Ela é uma reação à política neoliberal do governo FHC. Ao contrário do que se tem dito, pouco tem sido feito em termos de reforma agrária por este governo. O número de famílias assentadas tem sido maquiado. Basta olhar a execução orçamentária do Incra, em 1996, para comprovar que o governo não assentou o número de famílias que diz ter assentado naquele ano.
Dizer que desapropriou 4 milhões de hectares não significa que já se imitiu na posse dessa terra e que ela está à disposição para as famílias serem assentadas. E muito menos que as terras sejam aptas para a agricultura, uma vez que as negociatas com os latifundiários acontecem com grande facilidade.
Quando não há coerência entre o discurso e a prática, só resta aos trabalhadores o caminho da mobilização e da pressão sobre o governo.

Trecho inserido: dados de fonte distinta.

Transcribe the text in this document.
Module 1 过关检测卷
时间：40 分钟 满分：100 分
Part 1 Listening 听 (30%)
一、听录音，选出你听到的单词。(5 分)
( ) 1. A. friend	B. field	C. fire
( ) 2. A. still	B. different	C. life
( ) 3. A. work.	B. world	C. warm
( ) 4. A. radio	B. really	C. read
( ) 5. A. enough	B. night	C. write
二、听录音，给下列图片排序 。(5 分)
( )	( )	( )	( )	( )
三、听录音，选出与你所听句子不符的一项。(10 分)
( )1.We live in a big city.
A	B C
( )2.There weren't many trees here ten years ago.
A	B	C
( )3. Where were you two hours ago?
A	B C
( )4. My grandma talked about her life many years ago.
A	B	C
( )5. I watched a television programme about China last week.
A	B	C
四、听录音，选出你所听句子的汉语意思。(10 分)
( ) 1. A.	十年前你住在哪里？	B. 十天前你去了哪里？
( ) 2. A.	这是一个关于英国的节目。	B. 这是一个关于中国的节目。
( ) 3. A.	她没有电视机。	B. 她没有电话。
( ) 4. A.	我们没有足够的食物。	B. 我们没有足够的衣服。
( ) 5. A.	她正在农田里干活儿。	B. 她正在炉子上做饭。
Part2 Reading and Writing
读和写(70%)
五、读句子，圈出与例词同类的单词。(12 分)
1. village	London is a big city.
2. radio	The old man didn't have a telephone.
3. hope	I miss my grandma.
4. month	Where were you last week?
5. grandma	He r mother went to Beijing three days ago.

É isso o que as elites fazem quando querem ser atendidas. As caravanas a Brasília feitas pelos empresários -não caminhando, mas de jatinho- não têm a finalidade de pressionar o governo e o Congresso? Os outdoors ou anúncios pagos em rede de TV e rádio não procuram convencer a sociedade das propostas defendidas pelos empresários e banqueiros?
Nós, que não temos nem dinheiro nem acesso a esses meios, fazemos essa pressão por meio de atos públicos. Pode ser uma forma mais primitiva, mas é a alternativa que nos resta.
Por último, reafirmamos ao senhor presidente e aos ministros da Justiça e da Política Fundiária que temos direito a trabalho, comida, moradia e ao exercício da cidadania. Por isso, iremos lutar com todas as forças para que esses direitos nos sejam assegurados.
Lutaremos pela reforma agrária e contra a política neoliberal. Essa luta significa o fortalecimento da democracia e não o contrário, como esses senhores têm afirmado. E, se para garantir esses direitos for necessário pressionar o governo com ocupações de fazendas improdutivas ou de prédios públicos, certamente os trabalhadores rurais sem terra continuarão essas ações.

José Rainha Júnior, 38, é agricultor e membro da Direção Nacional do MST (Movimento dos Trabalhadores Rurais Sem Terra).